Florence Nightingale hair in sale

A lock of Florence Nightingale’s hair, the pioneering nurse and social reformer, is coming up for sale at Tennants Auctioneers on July 13 with an estimate of £2,000-3,000.

The lock of hair, which is thought to have been cut in 1883 when she was 63 years old, is sold alongside an example of her signature on a clipped piece of paper, a leather-bound copy of the Order for the Burial of the Dead published for her funeral in 1910, and a miniature copy of The Book of Job, inscribed “Harry Verney from Wm Nightingale [Florence’s father] Embley April 1862” . The items have descended through the Verney family from Sir Harry Verney (1801-1894), who married Florence Nightingale’s sister Frances Parthenope in 1858. They have since been passed down through the same family.

A lock of Florence Nightingale's hair and other documents

A collection of twenty-one 19th-century Terracotta Campana Garden Urns, with provenance from Raby Castle, County Durham, will be offered in six lots. The decorative urns carry estimates starting at £400-600 for a pair. 

A private collection of English pottery will be offered in twenty-three lots, including numerous Prattware and Creamware figures. Notable highlights include a rare circa 1800 Prattware equestrian group modelled as a gentleman riding a skewbald horse, estimated at £2,000-3,000, and a circa 1780 Whieldon-type creamware hare, estimated at £2,500-4,000.

A Prattware ceramic horse and rider

There are also an unusual number of ceramic stirrup cups in the sale, hailing from two private collections in the North of England. The stirrup cups are being offered in eleven lots, with highlights including a rare English porcelain hare’s head stirrup cup, estimated at £200-300; a Rockingham porcelain of mask stirrup cup, circa 1830, estimated at £200-300; and a Staffordshire pearlware hound’s head stirrup cup, early 19th century, estimated at £200-300. 

An antique ceramic hare stirrup cup

Among the Asian art is a pair of Chinese porcelain ‘dragon’ bowls with Guangxu marks, with provenance from Elizabeth Shield, who was a companion to Lucie Castleman, the daughter of one of the founders of the Rock Island Railroad, on her travels in the Far East in the late 1800s and early 1900s, estimated at £3,000-5,000. A Chinese porcelain vase with Chenghua reign mark but probably Kangxi period is offered with an estimate of £3,000-5,000. 

A rare late 18th-century Chinoiserie tavern wall timepiece, signed M Hill, leads the clock section of the sale. Offered with an estimate of £2,500-3,500, the black lacquered case is decorated with pagodas and Oriental figures. Notable, too, are a circa 1700 ebonised striking table clock, signed Jonathan Lowndes, Pall Mall, London, estimated at £2,000-3,000; a circa 1770 giltwood cartel wall timepiece, signed Wm Smith, London, estimated at £2,500-3,000, and a circa 1800 mahogany eight day longcase clock, signed Barwise, London, estimated at £2,500-3,000. 
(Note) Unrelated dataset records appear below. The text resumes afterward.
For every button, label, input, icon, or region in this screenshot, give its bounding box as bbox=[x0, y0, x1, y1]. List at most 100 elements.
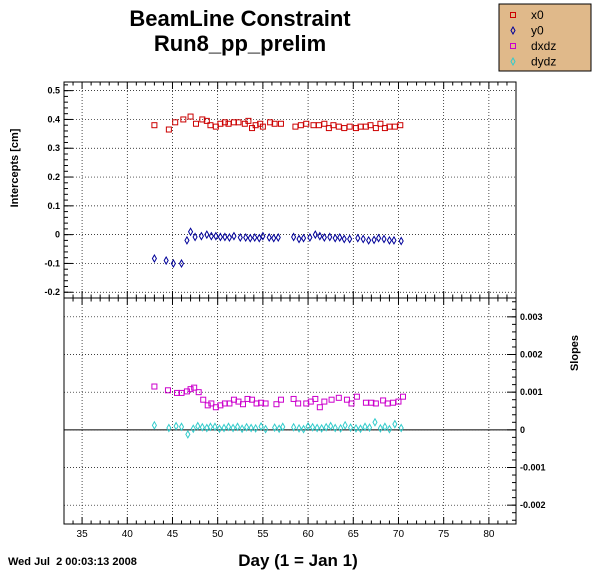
dydz-point bbox=[253, 423, 259, 433]
x-tick-label: 60 bbox=[303, 529, 315, 540]
y0-point bbox=[184, 235, 190, 245]
dydz-point bbox=[185, 429, 191, 439]
dydz-point bbox=[204, 423, 210, 433]
dxdz-point bbox=[395, 398, 402, 405]
y0-point bbox=[163, 256, 169, 266]
dydz-point bbox=[338, 423, 344, 433]
dxdz-point bbox=[380, 397, 387, 404]
x0-point bbox=[346, 123, 353, 130]
y0-point bbox=[321, 233, 327, 243]
dydz-point bbox=[386, 424, 393, 434]
y0-point bbox=[312, 230, 318, 240]
y-tick-label: 0.5 bbox=[47, 86, 60, 96]
x0-point bbox=[172, 119, 179, 126]
y0-point bbox=[260, 231, 266, 241]
dxdz-point bbox=[200, 396, 207, 403]
x-tick-label: 35 bbox=[77, 529, 89, 540]
slopes-frame bbox=[63, 297, 517, 525]
dxdz-point bbox=[316, 404, 323, 411]
x0-point bbox=[187, 113, 194, 120]
dydz-point bbox=[207, 422, 214, 432]
dydz-point bbox=[225, 422, 232, 432]
dydz-point bbox=[173, 421, 179, 431]
dxdz-point bbox=[204, 402, 211, 409]
x0-point bbox=[277, 120, 284, 127]
slopes-panel: -0.002 -0.001 0 0.001 0.002 0.003 35 40 45 50 55 6… bbox=[63, 297, 581, 540]
dydz-point bbox=[291, 422, 297, 432]
y-tick-label: 0.1 bbox=[47, 201, 60, 211]
dydz-point bbox=[319, 423, 325, 433]
x0-point bbox=[151, 122, 158, 129]
y0-point bbox=[170, 258, 176, 268]
dxdz-point bbox=[343, 396, 350, 403]
x-tick-label: 80 bbox=[483, 529, 495, 540]
legend-label-y0: y0 bbox=[531, 24, 544, 38]
legend-label-x0: x0 bbox=[531, 8, 544, 22]
y0-point bbox=[237, 233, 243, 243]
dxdz-point bbox=[312, 395, 319, 402]
y0-point bbox=[247, 233, 253, 243]
y0-point bbox=[391, 235, 397, 245]
dxdz-point bbox=[321, 398, 328, 405]
intercepts-y-axis: -0.2 -0.1 0 0.1 0.2 0.3 0.4 0.5 bbox=[44, 84, 73, 299]
y0-point bbox=[222, 232, 228, 242]
timestamp: Wed Jul 2 00:03:13 2008 bbox=[8, 556, 137, 568]
y-tick-label: 0.4 bbox=[47, 114, 60, 124]
dydz-point bbox=[244, 422, 250, 432]
x0-point bbox=[221, 119, 228, 126]
legend-marker-y0 bbox=[510, 25, 516, 36]
y0-point bbox=[398, 236, 404, 246]
y0-point bbox=[296, 234, 302, 244]
slopes-x-axis: 35 40 45 50 55 60 65 70 75 80 bbox=[63, 298, 517, 540]
x0-point bbox=[180, 116, 187, 123]
x0-point bbox=[315, 122, 322, 129]
dydz-point bbox=[190, 424, 196, 434]
dydz-point bbox=[392, 419, 398, 429]
y-tick-label: 0.002 bbox=[520, 350, 543, 360]
intercepts-points bbox=[151, 113, 404, 268]
x0-point bbox=[271, 120, 278, 127]
dydz-point bbox=[166, 423, 172, 433]
y0-point bbox=[376, 233, 382, 243]
dxdz-point bbox=[390, 399, 397, 406]
dydz-point bbox=[221, 423, 227, 433]
dydz-point bbox=[151, 420, 157, 430]
y0-point bbox=[355, 233, 361, 243]
x0-point bbox=[259, 123, 266, 130]
dxdz-point bbox=[226, 400, 233, 407]
dxdz-point bbox=[277, 396, 284, 403]
x-tick-label: 70 bbox=[393, 529, 405, 540]
dydz-point bbox=[342, 420, 348, 430]
y0-point bbox=[151, 254, 157, 264]
y-tick-label: 0.003 bbox=[520, 312, 543, 322]
x0-point bbox=[245, 117, 252, 124]
y0-point bbox=[243, 233, 249, 243]
x0-point bbox=[377, 120, 384, 127]
y-tick-label: 0 bbox=[520, 425, 525, 435]
y0-point bbox=[187, 227, 194, 237]
y0-point bbox=[271, 233, 277, 243]
dxdz-point bbox=[249, 396, 256, 403]
dydz-point bbox=[248, 423, 254, 433]
dxdz-point bbox=[164, 387, 171, 394]
y0-point bbox=[307, 233, 313, 243]
legend-label-dydz: dydz bbox=[531, 55, 556, 69]
dydz-point bbox=[216, 424, 223, 434]
dxdz-point bbox=[195, 389, 202, 396]
y0-point bbox=[178, 258, 185, 268]
dxdz-point bbox=[362, 399, 369, 406]
x-tick-label: 40 bbox=[122, 529, 134, 540]
x-tick-label: 65 bbox=[348, 529, 360, 540]
dxdz-point bbox=[273, 401, 280, 408]
x0-point bbox=[203, 117, 210, 124]
y0-point bbox=[341, 234, 347, 244]
y-tick-label: 0.2 bbox=[47, 172, 60, 182]
x-tick-label: 45 bbox=[167, 529, 179, 540]
x0-point bbox=[397, 122, 404, 129]
y-tick-label: -0.001 bbox=[520, 463, 546, 473]
dxdz-point bbox=[187, 386, 194, 393]
y-tick-label: 0 bbox=[55, 230, 60, 240]
y0-point bbox=[386, 235, 393, 245]
dxdz-point bbox=[151, 383, 158, 390]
Fine 19th-century furniture in the sale includes a Regency rosewood and brass-inlaid library or centre table, in the Manner of George Bullock. With provenance from the Otterington Hall Sale held at Tennants in 1990, the table is offered with an estimate of £3,000-5,000. Attributed to Holland & Sons is a fine Victorian burr-walnut, mahogany, rosewood-crossbanded and floral marquetry-inlaid library or centre table, estimated at £3,000-4,000. Good early oak and walnut highlights include a late 17th-century yew and walnut gateleg dining table, estimated at £2,000-3,000 and a joined oak standing livery cupboard from the early 17th century, estimated at £1,500-2,000. Also of interest is a George III carved mahogany dining table, from the third-quarter of the 18th  century and possibly made in Ireland, estimated at £1,500-2,000.